Calling it a “transforming event” in the university’s Lincoln Center campus, keynote speaker Dennis G. Jacobs, chief judge of the second circuit US Court of Appeals, said Fordham law’s fundraising campaign helped raise more than $400 million toward construction of the facility. The structure is part of a $1.6-billion total redevelopment of the campus, which when completed, will feature new graduate schools of business administration, social service and education, each with residence hall space; an expanded library system; a theater, gallery, bookstore and café.

“In New York City, the most decisive way to stake your claim on the future is to build,” Jacobs said. “The spirit of the city’s ambitions and institutional values have always been expressed in the medium of real estate.”
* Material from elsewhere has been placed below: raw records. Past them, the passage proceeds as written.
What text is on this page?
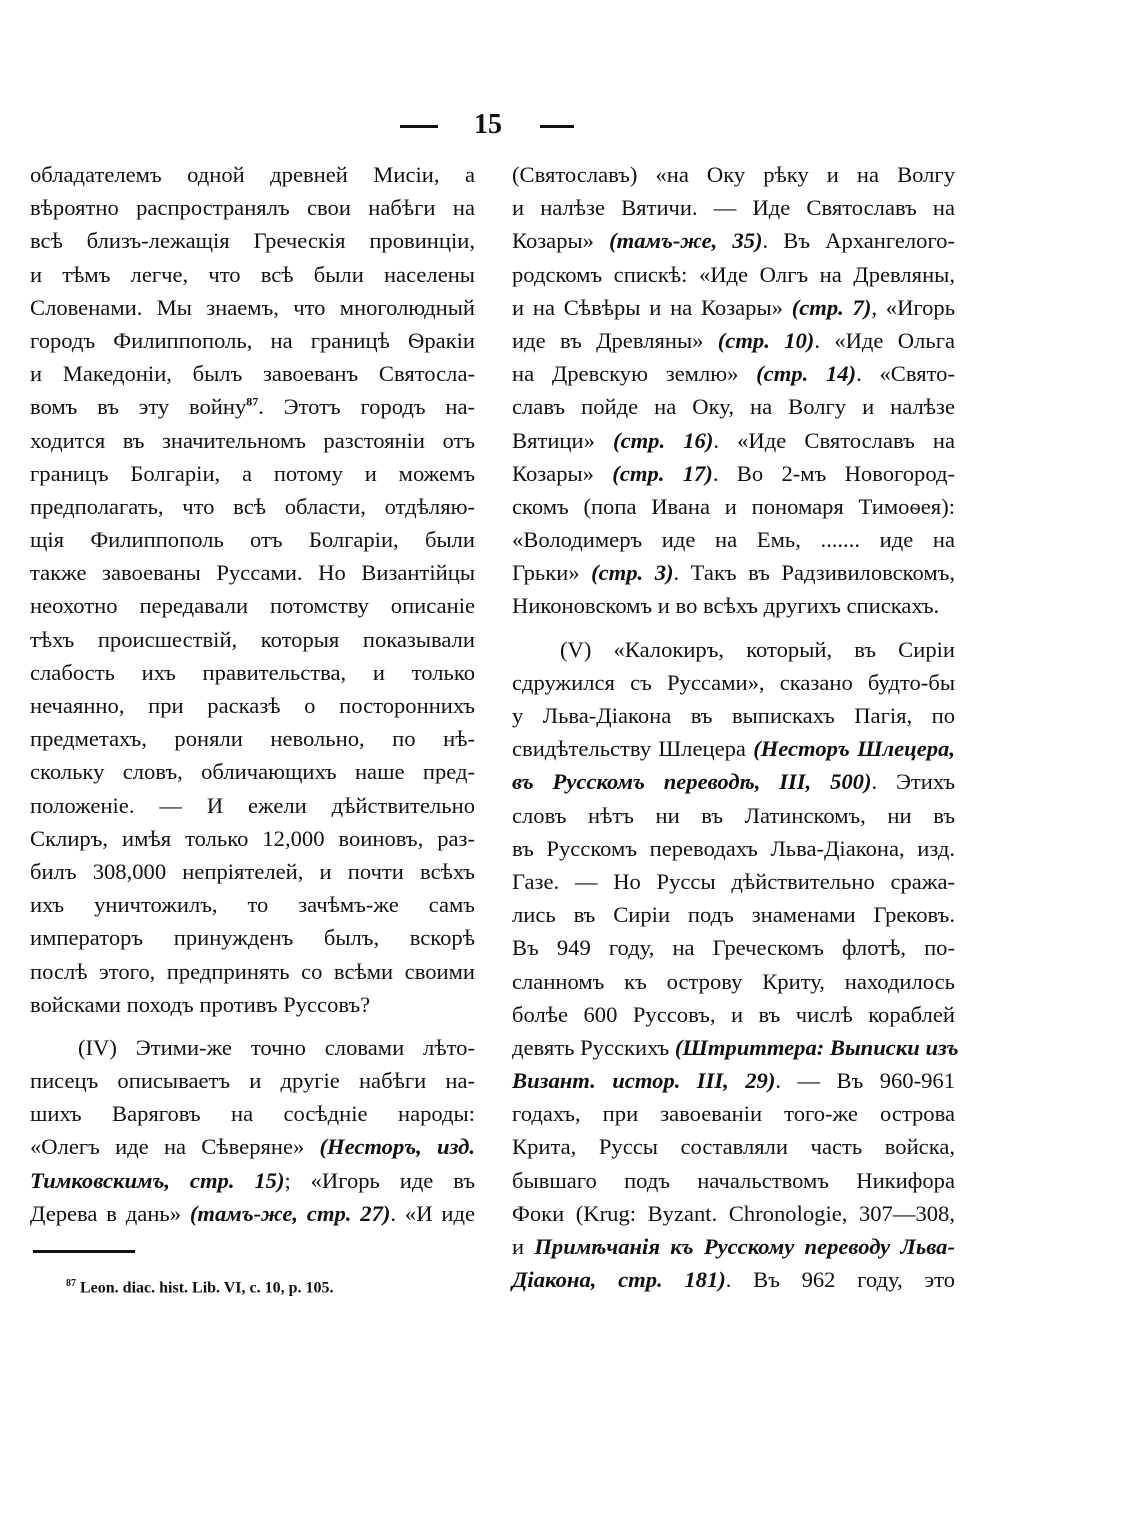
15
обладателемъ одной древней Мисіи, а
вѣроятно распространялъ свои набѣги на
всѣ близъ-лежащія Греческія провинціи,
и тѣмъ легче, что всѣ были населены
Словенами. Мы знаемъ, что многолюдный
городъ Филиппополь, на границѣ Ѳракіи
и Македоніи, былъ завоеванъ Святосла-
вомъ въ эту войну$^{87}$. Этотъ городъ на-
ходится въ значительномъ разстояніи отъ
границъ Болгаріи, а потому и можемъ
предполагать, что всѣ области, отдѣляю-
щія Филиппополь отъ Болгаріи, были
также завоеваны Руссами. Но Византійцы
неохотно передавали потомству описаніе
тѣхъ происшествій, которыя показывали
слабость ихъ правительства, и только
нечаянно, при расказѣ о постороннихъ
предметахъ, роняли невольно, по нѣ-
скольку словъ, обличающихъ наше пред-
положеніе. — И ежели дѣйствительно
Склиръ, имѣя только 12,000 воиновъ, раз-
билъ 308,000 непріятелей, и почти всѣхъ
ихъ уничтожилъ, то зачѣмъ-же самъ
императоръ принужденъ былъ, вскорѣ
послѣ этого, предпринять со всѣми своими
войсками походъ противъ Руссовъ?
(IV) Этими-же точно словами лѣто-
писецъ описываетъ и другіе набѣги на-
шихъ Варяговъ на сосѣдніе народы:
«Олегъ иде на Сѣверяне» (Несторъ, изд.
Тимковскимъ, стр. 15); «Игорь иде въ
Дерева в дань» (тамъ-же, стр. 27). «И иде
(Святославъ) «на Оку рѣку и на Волгу
и налѣзе Вятичи. — Иде Святославъ на
Козары» (тамъ-же, 35). Въ Архангелого-
родскомъ спискѣ: «Иде Олгъ на Древляны,
и на Сѣвѣры и на Козары» (стр. 7), «Игорь
иде въ Древляны» (стр. 10). «Иде Ольга
на Древскую землю» (стр. 14). «Свято-
славъ пойде на Оку, на Волгу и налѣзе
Вятици» (стр. 16). «Иде Святославъ на
Козары» (стр. 17). Во 2-мъ Новогород-
скомъ (попа Ивана и пономаря Тимоѳея):
«Володимеръ иде на Емь, ....... иде на
Грьки» (стр. 3). Такъ въ Радзивиловскомъ,
Никоновскомъ и во всѣхъ другихъ спискахъ.
(V) «Калокиръ, который, въ Сиріи
сдружился съ Руссами», сказано будто-бы
у Льва-Діакона въ выпискахъ Пагія, по
свидѣтельству Шлецера (Несторъ Шлецера,
въ Русскомъ переводѣ, III, 500). Этихъ
словъ нѣтъ ни въ Латинскомъ, ни въ
въ Русскомъ переводахъ Льва-Діакона, изд.
Газе. — Но Руссы дѣйствительно сража-
лись въ Сиріи подъ знаменами Грековъ.
Въ 949 году, на Греческомъ флотѣ, по-
сланномъ къ острову Криту, находилось
болѣе 600 Руссовъ, и въ числѣ кораблей
девять Русскихъ (Штриттера: Выписки изъ
Визант. истор. III, 29). — Въ 960-961
годахъ, при завоеваніи того-же острова
Крита, Руссы составляли часть войска,
бывшаго подъ начальствомъ Никифора
Фоки (Krug: Byzant. Chronologie, 307—308,
и Примѣчанія къ Русскому переводу Льва-
Діакона, стр. 181). Въ 962 году, это
$^{87}$ Leon. diac. hist. Lib. VI, c. 10, p. 105.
According to a statement from the university, the 468,000-square-foot law school will offer 26 classrooms, lecture halls and conference rooms, as well as a 562,000-volume library and moot and trial courtrooms. The law school will occupy the lower nine stories in the building, while a residential tower for 430 undergraduates will rise above.

With more than 100 colleges and universities throughout the five boroughs, Mayor Michael Bloomberg described the city’s academic stature as a “fundamental driver” of the city’s economy, with Columbia University and NYU also planning major expansions. “We are in amidst a global competition for the best and the brightest, and we want New York City to remain the center of innovation and industry,” Bloomberg said. “We have to keep growing our educational institutions, keep investing in our quality of life and keep great talented minds here in this city and give new ones reasons to come here and stay here.”

The city OKed Fordham’s expansion plans in July 2009, but the project had its share of controversy. Residents of Alfred Condominium on West 61st Street filed a lawsuit against the city arguing that they violated an urban-renewal deal at the Lincoln Center site, but a New York state judge upheld the city’s decision in August 2010.

At the forefront of these community negotiations was Borough President Scott Stringer, who said the development was “the best possible outcome” for the university and surrounding Upper West Side residents. “The skylines of this city have to change, and when they include the opportunity for people to come to these magnificent educational facilities, that is very important to this city,” Stringer said.

Designed to compliment Lincoln Center’s Metropolitan Opera House and performing arts community, Harry N. Cobb, founding partner at Pei Cobb Freed & Partners, noted that the location “will fulfill a civic duty to the two interrelated communities beyond its walls,” the university and the larger West Side neighborhood that adjoins it. “For Fordham’s Lincoln Center campus, this will provide a new northern boundary to Robert Moses Plaza where we are gathered here today,” Cobb said. “We have sought to ensure that this institute of higher learning will also be used to shape the public realm of the city that is its home.”